Equilibrium thermodynamics in modified gravitational theories

TL;DR

This paper demonstrates that a consistent equilibrium thermodynamics framework can be established on the apparent horizon in a broad class of modified gravity theories, aligning horizon entropy with the area law and analyzing its evolution.

Contribution

It introduces a method to define an energy-momentum tensor that respects local conservation, enabling equilibrium thermodynamics in modified gravity theories with scalar fields.

Findings

Horizon entropy equals quarter of the area in these theories.

In flat backgrounds, entropy increases over time for viable models.

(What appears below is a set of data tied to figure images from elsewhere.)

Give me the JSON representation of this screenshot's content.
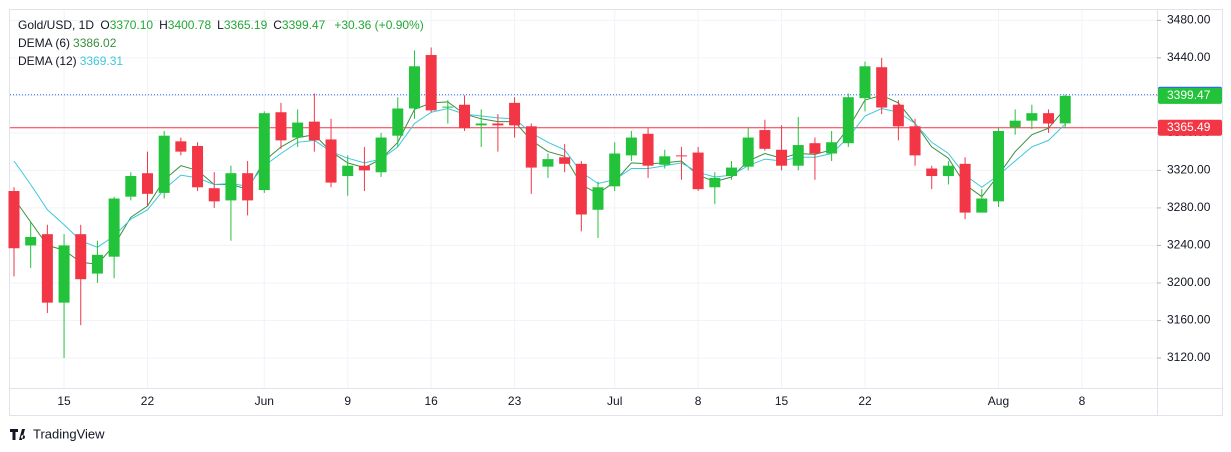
{
  "chart_data": {
    "type": "candlestick",
    "title": "Gold/USD, 1D",
    "ohlc_legend": [
      {
        "key": "O",
        "text": "3370.10"
      },
      {
        "key": "H",
        "text": "3400.78"
      },
      {
        "key": "L",
        "text": "3365.19"
      },
      {
        "key": "C",
        "text": "3399.47"
      }
    ],
    "change_text": "+30.36 (+0.90%)",
    "brand": "TradingView",
    "categories": [
      null,
      null,
      null,
      "15",
      null,
      null,
      null,
      null,
      "22",
      null,
      null,
      null,
      null,
      null,
      null,
      "Jun",
      null,
      null,
      null,
      null,
      "9",
      null,
      null,
      null,
      null,
      "16",
      null,
      null,
      null,
      null,
      "23",
      null,
      null,
      null,
      null,
      null,
      "Jul",
      null,
      null,
      null,
      null,
      "8",
      null,
      null,
      null,
      null,
      "15",
      null,
      null,
      null,
      null,
      "22",
      null,
      null,
      null,
      null,
      null,
      null,
      null,
      "Aug",
      null,
      null,
      null,
      null,
      "8",
      null,
      null,
      null,
      null
    ],
    "open": [
      3298,
      3240,
      3252,
      3179,
      3252,
      3210,
      3228,
      3292,
      3317,
      3296,
      3351,
      3346,
      3301,
      3288,
      3317,
      3299,
      3382,
      3355,
      3372,
      3353,
      3314,
      3325,
      3318,
      3357,
      3386,
      3443,
      3387,
      3390,
      3368,
      3370,
      3392,
      3367,
      3324,
      3334,
      3327,
      3278,
      3303,
      3336,
      3359,
      3326,
      3336,
      3339,
      3302,
      3314,
      3324,
      3363,
      3342,
      3325,
      3349,
      3338,
      3349,
      3397,
      3430,
      3390,
      3367,
      3322,
      3314,
      3327,
      3275,
      3287,
      3366,
      3373,
      3381,
      3370.1,
      null,
      null,
      null,
      null,
      null
    ],
    "high": [
      3302,
      3265,
      3262,
      3252,
      3262,
      3245,
      3292,
      3318,
      3340,
      3362,
      3355,
      3350,
      3318,
      3325,
      3330,
      3383,
      3392,
      3385,
      3402,
      3375,
      3336,
      3345,
      3360,
      3398,
      3448,
      3451,
      3395,
      3400,
      3385,
      3380,
      3398,
      3370,
      3338,
      3348,
      3330,
      3308,
      3350,
      3362,
      3365,
      3342,
      3345,
      3345,
      3318,
      3330,
      3365,
      3374,
      3368,
      3377,
      3355,
      3362,
      3402,
      3436,
      3440,
      3395,
      3375,
      3325,
      3330,
      3334,
      3300,
      3365,
      3385,
      3390,
      3385,
      3400.78,
      null,
      null,
      null,
      null,
      null
    ],
    "low": [
      3207,
      3216,
      3168,
      3120,
      3155,
      3200,
      3205,
      3288,
      3282,
      3290,
      3336,
      3298,
      3280,
      3245,
      3272,
      3296,
      3343,
      3345,
      3340,
      3302,
      3293,
      3298,
      3313,
      3345,
      3375,
      3382,
      3370,
      3362,
      3345,
      3340,
      3355,
      3295,
      3312,
      3318,
      3255,
      3248,
      3298,
      3330,
      3312,
      3322,
      3310,
      3298,
      3284,
      3310,
      3320,
      3341,
      3320,
      3320,
      3310,
      3330,
      3345,
      3383,
      3380,
      3352,
      3325,
      3300,
      3305,
      3268,
      3275,
      3281,
      3358,
      3364,
      3360,
      3365.19,
      null,
      null,
      null,
      null,
      null
    ],
    "close": [
      3237,
      3249,
      3179,
      3240,
      3204,
      3230,
      3290,
      3314,
      3295,
      3357,
      3340,
      3302,
      3287,
      3317,
      3288,
      3381,
      3352,
      3371,
      3352,
      3307,
      3325,
      3320,
      3355,
      3386,
      3431,
      3384,
      3388,
      3365,
      3370,
      3368,
      3368,
      3323,
      3332,
      3327,
      3273,
      3302,
      3338,
      3355,
      3325,
      3335,
      3335,
      3300,
      3312,
      3323,
      3355,
      3343,
      3325,
      3347,
      3338,
      3350,
      3398,
      3431,
      3387,
      3367,
      3336,
      3314,
      3325,
      3275,
      3290,
      3362,
      3373,
      3381,
      3370,
      3399.47,
      null,
      null,
      null,
      null,
      null
    ],
    "up_color": "#22c33b",
    "down_color": "#f23645",
    "series": [
      {
        "name": "DEMA (6)",
        "color": "#3b8f3f",
        "legend_value": "3386.02",
        "values": [
          3290,
          3265,
          3240,
          3235,
          3222,
          3220,
          3240,
          3270,
          3282,
          3310,
          3325,
          3320,
          3305,
          3305,
          3300,
          3330,
          3345,
          3355,
          3358,
          3340,
          3328,
          3323,
          3332,
          3350,
          3385,
          3392,
          3393,
          3380,
          3375,
          3372,
          3372,
          3352,
          3340,
          3335,
          3305,
          3295,
          3308,
          3328,
          3327,
          3328,
          3330,
          3315,
          3308,
          3313,
          3330,
          3338,
          3333,
          3338,
          3337,
          3342,
          3365,
          3395,
          3400,
          3392,
          3370,
          3345,
          3333,
          3305,
          3292,
          3315,
          3340,
          3358,
          3365,
          3386.02,
          null,
          null,
          null,
          null,
          null
        ]
      },
      {
        "name": "DEMA (12)",
        "color": "#3fc7dc",
        "legend_value": "3369.31",
        "values": [
          3330,
          3305,
          3278,
          3262,
          3245,
          3238,
          3250,
          3268,
          3278,
          3300,
          3315,
          3312,
          3305,
          3306,
          3303,
          3325,
          3338,
          3350,
          3352,
          3340,
          3333,
          3328,
          3332,
          3345,
          3370,
          3382,
          3386,
          3380,
          3378,
          3376,
          3375,
          3360,
          3350,
          3342,
          3318,
          3306,
          3310,
          3322,
          3322,
          3325,
          3328,
          3318,
          3313,
          3315,
          3325,
          3332,
          3330,
          3334,
          3334,
          3338,
          3355,
          3378,
          3386,
          3382,
          3370,
          3350,
          3338,
          3315,
          3302,
          3315,
          3330,
          3345,
          3352,
          3369.31,
          null,
          null,
          null,
          null,
          null
        ]
      }
    ],
    "price_lines": [
      {
        "value": 3400.68,
        "color": "#2962ff",
        "style": "dotted"
      },
      {
        "value": 3365.49,
        "color": "#f23645",
        "style": "solid"
      }
    ],
    "last_price": {
      "value": 3399.47,
      "color": "#22c33b"
    },
    "ylim": [
      3088,
      3491
    ],
    "yticks": [
      {
        "value": 3120,
        "label": "3120.00"
      },
      {
        "value": 3160,
        "label": "3160.00"
      },
      {
        "value": 3200,
        "label": "3200.00"
      },
      {
        "value": 3240,
        "label": "3240.00"
      },
      {
        "value": 3280,
        "label": "3280.00"
      },
      {
        "value": 3320,
        "label": "3320.00"
      },
      {
        "value": 3360,
        "label": "3360.00"
      },
      {
        "value": 3400,
        "label": "3400.00"
      },
      {
        "value": 3440,
        "label": "3440.00"
      },
      {
        "value": 3480,
        "label": "3480.00"
      }
    ],
    "grid": true
  }
}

Equilibrium thermodynamics simplifies analysis by incorporating entropy production.

Abstract

We show that it is possible to obtain a picture of equilibrium thermodynamics on the apparent horizon in the expanding cosmological background for a wide class of modified gravity theories with the Lagrangian density $f(R, \phi, X)$, where $R$ is the Ricci scalar and $X$ is the kinetic energy of a scalar field $\phi$. This comes from a suitable definition of an energy momentum tensor of the "dark" component that respects to a local energy conservation in the Jordan frame. In this framework the horizon entropy $S$ corresponding to equilibrium thermodynamics is equal to a quarter of the horizon area $A$ in units of gravitational constant $G$, as in Einstein gravity. For a flat cosmological background with a decreasing Hubble parameter, $S$ globally increases with time, as it happens for viable $f(R)$ inflation and dark energy models. We also show that the equilibrium description in terms of the horizon entropy $S$ is convenient because it takes into account the contribution of both the horizon entropy $\hat{S}$ in non-equilibrium thermodynamics and an entropy production term.